Kontrahierungszwänge kann man aus einem eher formalen Verständnis der Vertragsfreiheit heraus[10] als Eingriff in die Vertragsfreiheit charakterisieren.[11] Kontrahierungszwänge beschneiden das formale Ablehnungsrecht der verpflichteten Partei und schränken insofern deren Freiheitssphäre ein. Insoweit kann man auch davon sprechen, dass Kontrahierungszwänge die Vertragsfreiheit aufheben. Auf der anderen Seite erweitern Kontrahierungszwänge die rechtlichen Befugnisse der begünstigten Partei und fördern insoweit deren materiell verstandene Freiheit.
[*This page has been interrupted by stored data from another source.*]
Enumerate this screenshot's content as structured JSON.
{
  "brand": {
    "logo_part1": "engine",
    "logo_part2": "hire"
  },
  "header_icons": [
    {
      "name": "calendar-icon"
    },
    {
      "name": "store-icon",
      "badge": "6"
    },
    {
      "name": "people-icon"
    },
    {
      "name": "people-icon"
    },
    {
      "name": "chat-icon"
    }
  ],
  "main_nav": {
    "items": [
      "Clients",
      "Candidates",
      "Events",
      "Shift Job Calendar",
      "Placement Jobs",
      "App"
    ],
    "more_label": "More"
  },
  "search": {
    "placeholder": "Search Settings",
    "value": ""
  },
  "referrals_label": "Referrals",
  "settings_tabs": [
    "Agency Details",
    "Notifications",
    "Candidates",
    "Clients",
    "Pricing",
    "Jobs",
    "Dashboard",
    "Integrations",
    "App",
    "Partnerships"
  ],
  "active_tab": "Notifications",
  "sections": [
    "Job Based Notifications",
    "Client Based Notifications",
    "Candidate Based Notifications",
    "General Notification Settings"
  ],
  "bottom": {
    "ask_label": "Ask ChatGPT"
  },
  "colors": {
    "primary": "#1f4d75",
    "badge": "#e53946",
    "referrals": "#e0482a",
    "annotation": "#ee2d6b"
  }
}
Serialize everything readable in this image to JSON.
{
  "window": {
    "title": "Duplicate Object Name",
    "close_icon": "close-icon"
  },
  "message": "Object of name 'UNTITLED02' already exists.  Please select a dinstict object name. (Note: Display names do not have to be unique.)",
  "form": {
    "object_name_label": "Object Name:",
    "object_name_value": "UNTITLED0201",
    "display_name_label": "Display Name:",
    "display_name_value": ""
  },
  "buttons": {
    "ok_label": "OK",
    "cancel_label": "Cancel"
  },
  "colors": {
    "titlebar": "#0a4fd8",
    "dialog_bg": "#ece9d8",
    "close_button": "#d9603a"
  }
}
Insoweit verwirklichen sie materielle Selbstbestimmung: Ohne die Möglichkeit, Verträge über die Versorgung mit Wasser oder Energie abzuschließen, wäre die formale Freiheit, ein Haus zu kaufen, wenig hilfreich. Kontrahierungszwänge sind ein besonders deutlicher Ausdruck der Verteilungsgerechtigkeit im Vertragsrecht.[12] Denn sie berücksichtigen vertragsfremde Aspekte und lassen sich normativ nur mit Blick auf die ökonomischen und sozialen Kontexte erklären.

2. Beispiele

a) Spezialgesetzliche Kontrahierungszwänge

136

Kontrahierungszwänge sind in sehr vielen Spezialgesetzen vorgesehen, die spezifische Lebensbereiche betreffen. Man spricht insoweit auch vom „spezialgesetzlichen Kontrahierungszwang“. Solche Kontrahierungszwänge dienen dem Gemeinwohl. Oft geht es um den Zugang zu Ressourcen, die für uns alle lebenswichtig sind. So müssen etwa Energieversorger Letztverbraucher an die Energienetze anschließen (§§ 18, 36 EnWG), Postanbieter müssen grundlegende Postleistungen gewähren (§§ 12 und 18 PostG iVm § 3 Postdienstleistungsverordnung), Personenbeförderer müssen in Straßenbahnen, Omnibussen oder Kraftfahrzeugen jeden befördern (§§ 22, 47 PBefG, § 10 AEG und §§ 8, 9 EVO). Auch Sie selbst könnten betroffen sein, wenn Sie Anwältin werden: Für die Rechtsberatung besteht in den Grenzen der §§ 48 und 49 BRAO ein Kontrahierungszwang. Im Wirtschaftsrecht kann sich aus § 33 GWB iVm §§ 19, 20 GWB für marktstarke oder marktherrschende Unternehmen ein Kontrahierungszwang ergeben, wenn der Nichtabschluss eines Vertrages wettbewerbsrechtlich diskriminierend wäre.[13] Ein solch spezialgesetzlicher Kontrahierungszwang lässt sich mit Blick auf Fall 12 nicht finden. Sport ist für viele von uns wichtig, aber doch keine allgemein lebenswichtige Ressource.